From 810b55f82f611159c5c45de9f14aa0132784375b Mon Sep 17 00:00:00 2001
From: Marvin Hofer <mh68feta@studserv.uni-leipzig.de>
Date: Wed, 13 Sep 2023 14:45:15 +0200
Subject: [PATCH] init download function

---
 python/databusclient/cli.py    |   8 ++-
 python/databusclient/client.py | 100 +++++++++++++++++++++++++++++++++
 python/pyproject.toml          |   3 +
 python/tests/test_download.py  |  20 +++++++
 4 files changed, 129 insertions(+), 2 deletions(-)
 create mode 100644 python/tests/test_download.py

diff --git a/python/databusclient/cli.py b/python/databusclient/cli.py
index 29ce698..6a45c58 100644
--- a/python/databusclient/cli.py
+++ b/python/databusclient/cli.py
@@ -35,5 +35,9 @@ def deploy(
 
 
 @app.command()
-def download(collection: str):
-    typer.echo(f"TODO")
+def download(
+    localDir: str = typer.Option(..., help="local databus folder"),
+    databus: str = typer.Option(..., help="databus URL"),
+    databusURIs: List[str] = typer.Argument(...,help="any kind of these: databus identifier, databus collection identifier, query file")
+):
+    client.download(localDir=localDir,endpoint=databus,databusURIs=databusURIs)
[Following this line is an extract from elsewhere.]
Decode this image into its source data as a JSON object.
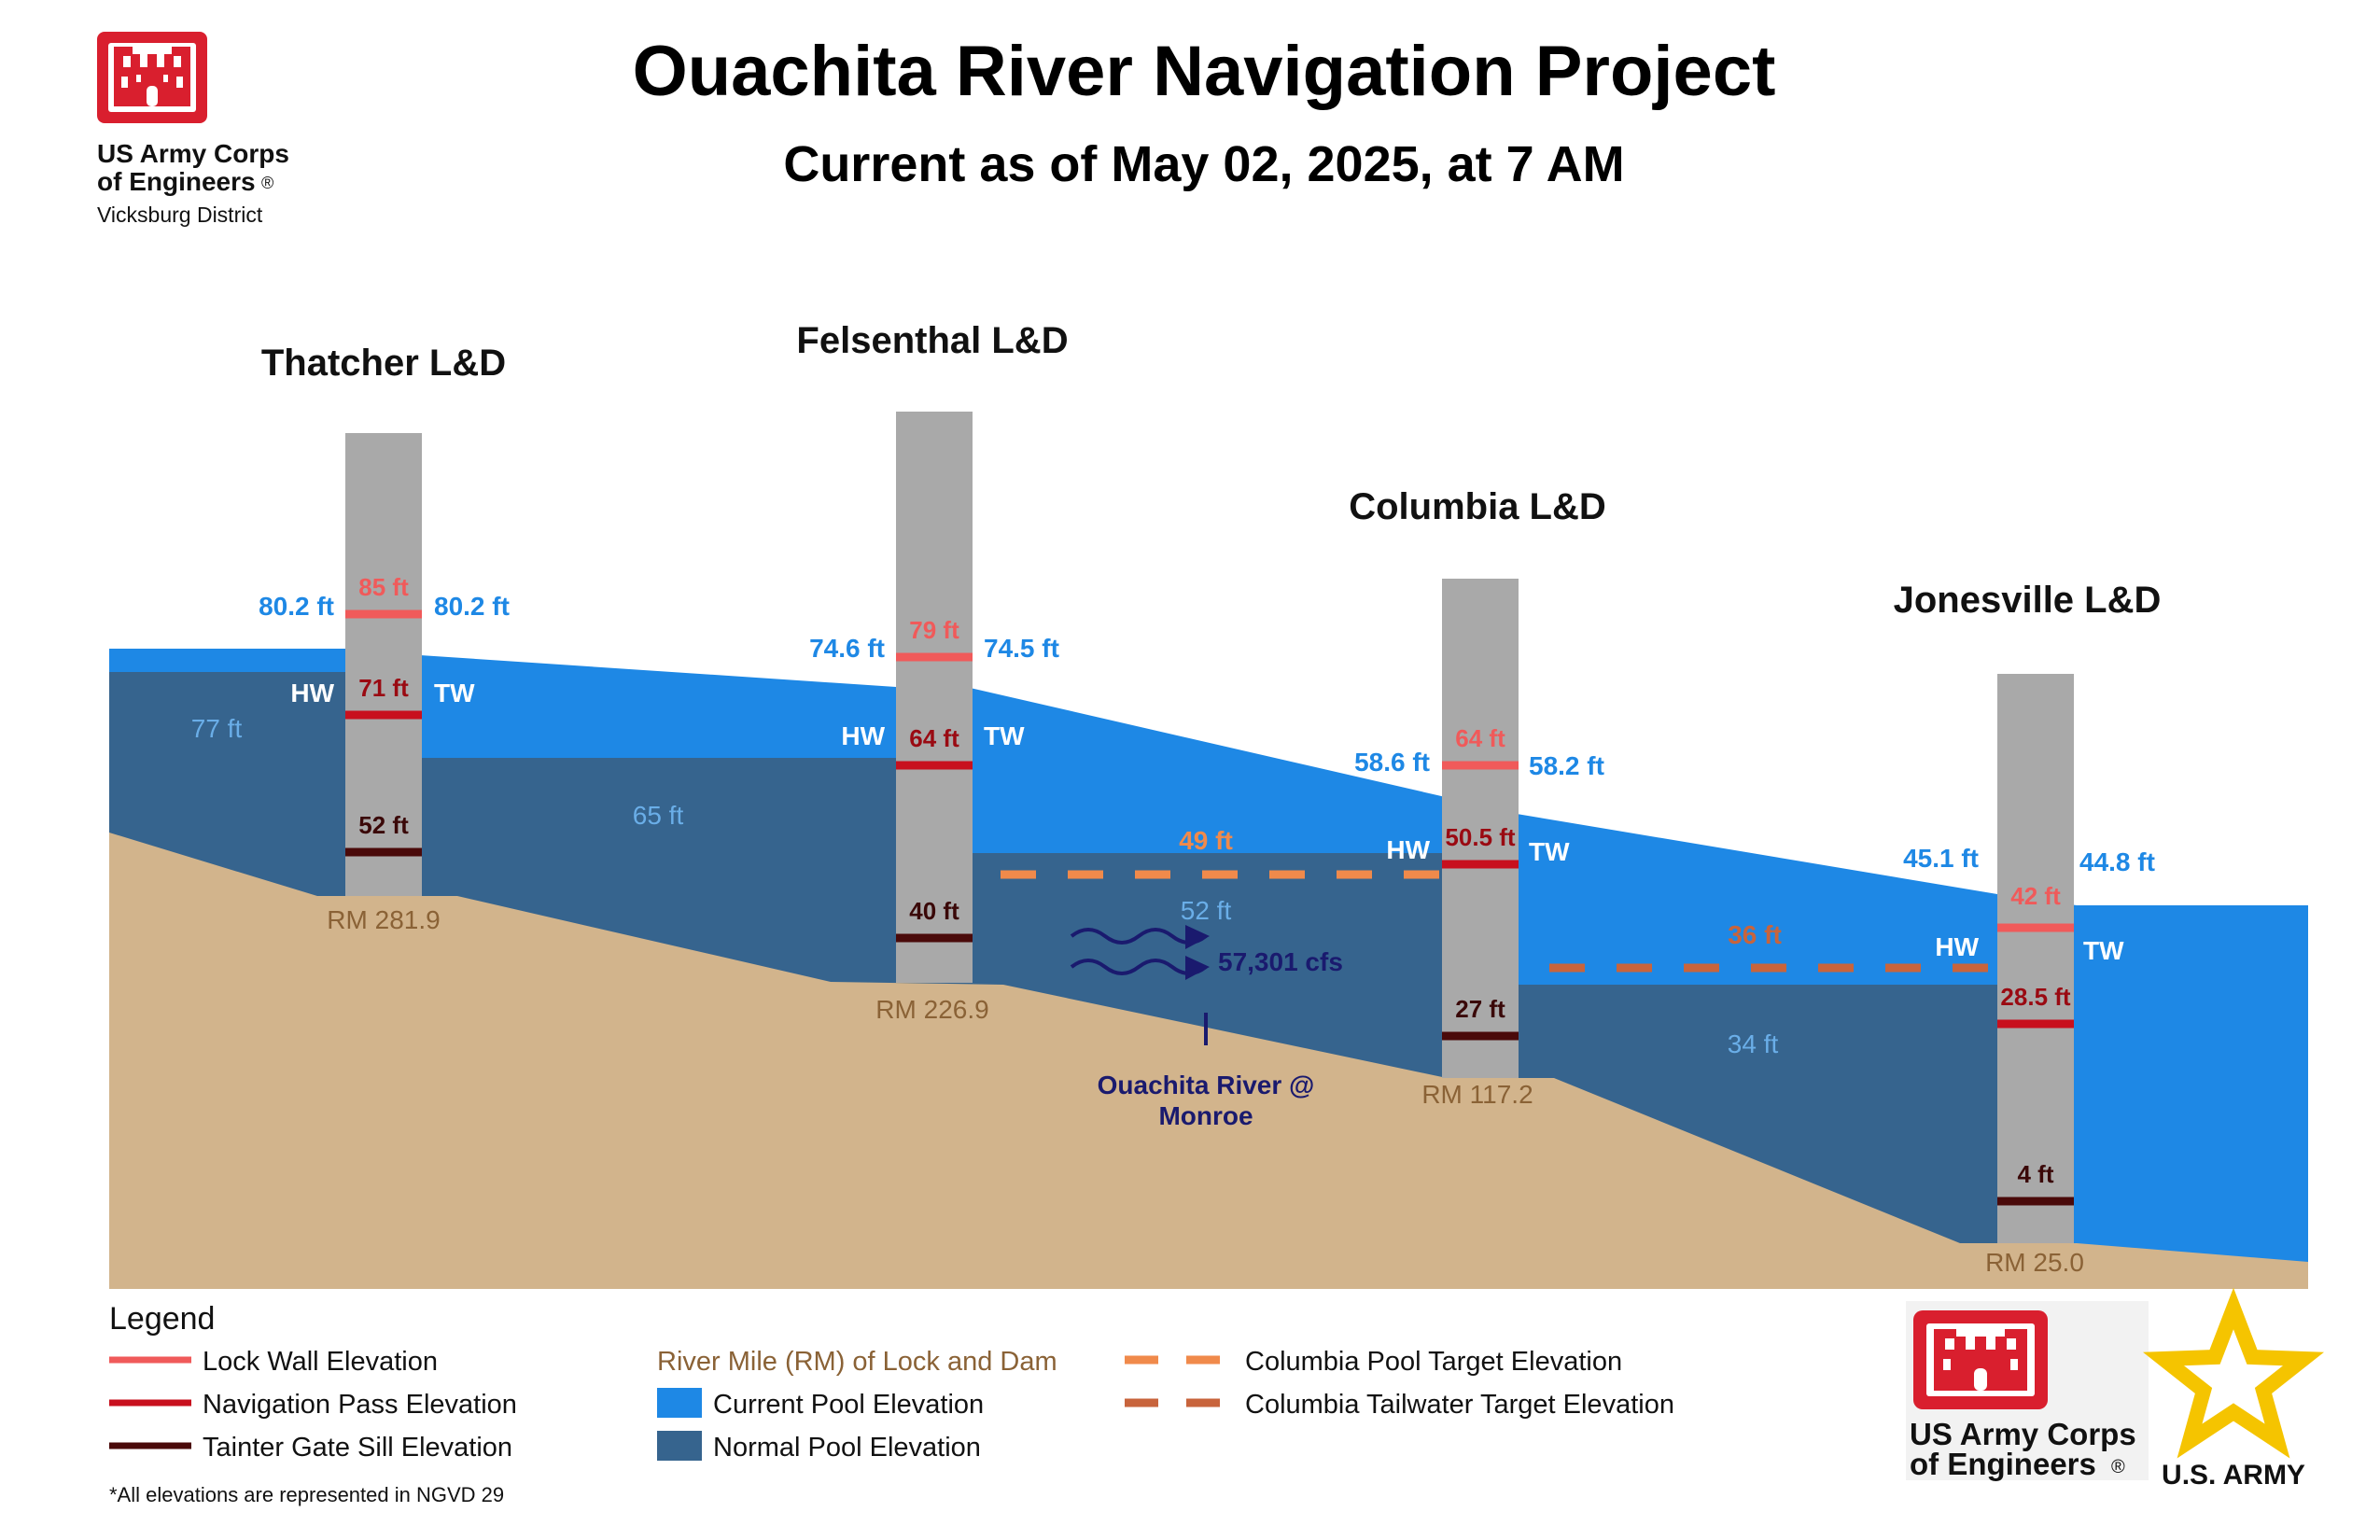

diff --git a/python/databusclient/client.py b/python/databusclient/client.py
index b096256..518c7d9 100644
--- a/python/databusclient/client.py
+++ b/python/databusclient/client.py
@@ -3,7 +3,10 @@
 import requests
 import hashlib
 import json
+from tqdm import tqdm
+from SPARQLWrapper import SPARQLWrapper, JSON
 from urllib.parse import urldefrag
+from hashlib import sha256
 
 __debug = False
 
@@ -374,3 +377,100 @@ def deploy(
     if debug or __debug:
         print("---------")
         print(resp.text)
+
+
+def __download_file__(url, filename):
+    """
+    Download a file from the internet with a progress bar using tqdm.
+
+    Parameters:
+    - url: the URL of the file to download
+    - filename: the local file path where the file should be saved
+    """
+    print("download "+url)
+    response = requests.get(url, stream=True)
+    total_size_in_bytes= int(response.headers.get('content-length', 0))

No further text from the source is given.